Japanese Garden Kış Bahçesi The Garden in Winter
Japon Bahçesi, kar bir çiçek olarak kabul edilir. In the Japanese Garden, snow is considered to be a flower. Kar çıplak dalları ve bahçe aksesuarları üzerinde biriken bu şekilde bahçe inceleyen önemli bir unsurdur. The way that snow accumulates on bare branches and garden accessories is an important element of garden viewing. Kışın, şekiller ve kontrastlar bahçe görsel zevkleri haline, ve bahçede birçok unsuru kar onların zarif formlar çizer zaman takdir edilmek içindir. In the winter, shapes and contrasts become the visual pleasures of the garden, and many elements of the garden are meant to be appreciated when the snow delineates their graceful forms.
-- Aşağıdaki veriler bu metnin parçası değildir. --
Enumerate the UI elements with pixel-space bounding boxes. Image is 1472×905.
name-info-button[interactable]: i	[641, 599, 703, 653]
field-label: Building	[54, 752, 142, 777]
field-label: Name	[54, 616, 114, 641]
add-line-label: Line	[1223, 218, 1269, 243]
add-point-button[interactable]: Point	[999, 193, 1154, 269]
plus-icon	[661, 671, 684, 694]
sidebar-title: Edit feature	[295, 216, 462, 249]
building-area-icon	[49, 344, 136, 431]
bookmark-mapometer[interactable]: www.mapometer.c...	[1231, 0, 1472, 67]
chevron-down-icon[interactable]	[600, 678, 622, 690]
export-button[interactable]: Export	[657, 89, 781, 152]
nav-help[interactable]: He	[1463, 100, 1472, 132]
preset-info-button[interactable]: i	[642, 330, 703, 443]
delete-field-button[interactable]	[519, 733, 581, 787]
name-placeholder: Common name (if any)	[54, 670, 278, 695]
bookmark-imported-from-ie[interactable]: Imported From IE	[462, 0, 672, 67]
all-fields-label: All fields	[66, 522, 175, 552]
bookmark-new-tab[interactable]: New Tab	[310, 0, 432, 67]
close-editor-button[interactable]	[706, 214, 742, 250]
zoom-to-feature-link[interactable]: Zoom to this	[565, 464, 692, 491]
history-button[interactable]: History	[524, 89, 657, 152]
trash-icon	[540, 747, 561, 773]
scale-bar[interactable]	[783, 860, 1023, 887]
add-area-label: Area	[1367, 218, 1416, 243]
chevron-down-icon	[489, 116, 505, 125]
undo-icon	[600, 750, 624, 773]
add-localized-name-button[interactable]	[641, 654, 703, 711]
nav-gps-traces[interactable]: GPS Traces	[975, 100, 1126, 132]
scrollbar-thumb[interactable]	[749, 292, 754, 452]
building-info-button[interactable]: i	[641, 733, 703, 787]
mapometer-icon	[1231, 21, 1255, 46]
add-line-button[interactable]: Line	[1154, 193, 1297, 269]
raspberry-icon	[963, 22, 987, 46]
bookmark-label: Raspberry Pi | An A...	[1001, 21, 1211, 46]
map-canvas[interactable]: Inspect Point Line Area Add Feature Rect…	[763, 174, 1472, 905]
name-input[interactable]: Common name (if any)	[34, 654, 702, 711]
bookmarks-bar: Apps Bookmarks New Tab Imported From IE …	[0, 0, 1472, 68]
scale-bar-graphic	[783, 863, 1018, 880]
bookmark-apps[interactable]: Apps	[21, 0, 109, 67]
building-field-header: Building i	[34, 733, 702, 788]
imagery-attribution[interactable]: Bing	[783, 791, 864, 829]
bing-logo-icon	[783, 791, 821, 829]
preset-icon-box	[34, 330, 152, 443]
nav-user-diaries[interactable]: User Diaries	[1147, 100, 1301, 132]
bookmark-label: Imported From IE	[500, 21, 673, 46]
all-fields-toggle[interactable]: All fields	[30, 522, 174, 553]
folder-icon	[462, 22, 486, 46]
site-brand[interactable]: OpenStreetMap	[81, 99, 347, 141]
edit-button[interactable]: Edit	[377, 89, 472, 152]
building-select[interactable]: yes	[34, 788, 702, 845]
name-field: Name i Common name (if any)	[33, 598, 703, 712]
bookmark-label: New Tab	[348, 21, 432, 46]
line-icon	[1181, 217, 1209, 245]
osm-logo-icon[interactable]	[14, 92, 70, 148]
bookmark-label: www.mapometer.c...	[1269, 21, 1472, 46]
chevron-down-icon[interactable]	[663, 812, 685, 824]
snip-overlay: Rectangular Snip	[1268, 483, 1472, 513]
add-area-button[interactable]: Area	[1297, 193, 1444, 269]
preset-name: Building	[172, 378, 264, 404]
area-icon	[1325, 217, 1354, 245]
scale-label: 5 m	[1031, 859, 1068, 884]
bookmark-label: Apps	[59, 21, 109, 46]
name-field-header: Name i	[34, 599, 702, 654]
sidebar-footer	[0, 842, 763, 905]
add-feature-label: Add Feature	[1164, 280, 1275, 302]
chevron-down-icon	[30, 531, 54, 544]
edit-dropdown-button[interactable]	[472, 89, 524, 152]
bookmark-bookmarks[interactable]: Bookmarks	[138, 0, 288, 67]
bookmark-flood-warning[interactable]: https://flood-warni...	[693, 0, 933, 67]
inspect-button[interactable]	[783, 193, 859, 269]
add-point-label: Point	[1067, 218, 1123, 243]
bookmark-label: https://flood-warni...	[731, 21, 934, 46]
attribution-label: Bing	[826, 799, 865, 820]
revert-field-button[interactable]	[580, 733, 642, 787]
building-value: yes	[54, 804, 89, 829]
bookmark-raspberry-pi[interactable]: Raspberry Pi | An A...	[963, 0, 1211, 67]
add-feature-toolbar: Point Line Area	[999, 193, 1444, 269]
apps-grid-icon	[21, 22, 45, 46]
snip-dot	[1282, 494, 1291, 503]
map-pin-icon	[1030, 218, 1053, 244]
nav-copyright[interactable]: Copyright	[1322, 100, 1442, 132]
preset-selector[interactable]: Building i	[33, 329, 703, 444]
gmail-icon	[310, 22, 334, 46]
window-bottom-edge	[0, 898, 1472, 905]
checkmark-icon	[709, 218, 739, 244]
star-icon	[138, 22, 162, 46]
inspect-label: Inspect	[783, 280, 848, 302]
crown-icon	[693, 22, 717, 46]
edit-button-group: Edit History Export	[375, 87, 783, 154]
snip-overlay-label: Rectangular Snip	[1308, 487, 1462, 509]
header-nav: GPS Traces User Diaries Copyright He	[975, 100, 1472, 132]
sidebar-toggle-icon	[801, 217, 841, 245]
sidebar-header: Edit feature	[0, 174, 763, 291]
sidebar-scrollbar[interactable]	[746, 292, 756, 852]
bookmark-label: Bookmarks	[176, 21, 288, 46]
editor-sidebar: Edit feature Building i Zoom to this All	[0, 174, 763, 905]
bonsai yetiştiriciliği netten alıntı

yetiştiriciliği
Eğer bahçeli bir eviniz varsa, Japonlara ait dünyaca ünlü bonsa yetiştiriciliği işini yapabilirsiniz. Minyatür ağaçların her zaman için piyada geçerli ve ve oldukça da kazançlı bir iş. Fakat teknikleri çok iyi bir şekilde öğrenilmelidir.

Yaklaşık 4000 yıl önce Mısır’da saksıda ağaç yetiştirmek ile başlayan , Çinlilerin estetik çalışmalarıyla yeni bir boyuta ulaştı. Çinden sonra Japonya’ya ulaşarak bonsai adını aldı ve sanat sıfatına kavuştu. Bonsai; bu şekilde bir sanat dalı olarak tüm dünya tarafından bilinmiş ve dokunduğu herkesesim ruhunu dinginleştirmiştir ve kendilerini birer sanatçı gibi hissetmelerini sağlamıştır.
Asya’da kendini bulan bu sanat türünün, Avrupa ve Asya Kıtasını birleştiren ülkemizile tanışması son birkaç yıl içinde gerçekleştirmiştir. Türk insanları; doğayı sevmeyi, ona saygı ve hayranlık duymayı çoktan öğrenmiş olsa bile bonsai ile yeni tanışmıştır.
Bonzai çeşitleri, türleri ise kısaca akçaağaç, ardıç, göknar, akasya, zelkova, şimşir, cücenar, muşmula, söğüt ve çamlardır.
Eğer siz de bonsaiden para kazanmak, bonsai yapıp satmak istiyorsanız bonsai yetiştirme konusunu derinlemesine öğrenmelisiniz. Bonsai hakkında detaylı bilgiler alacağınız web sitelerinin linklerini aşağıda paylaşıyoruz. Bol kazançlar dileriz.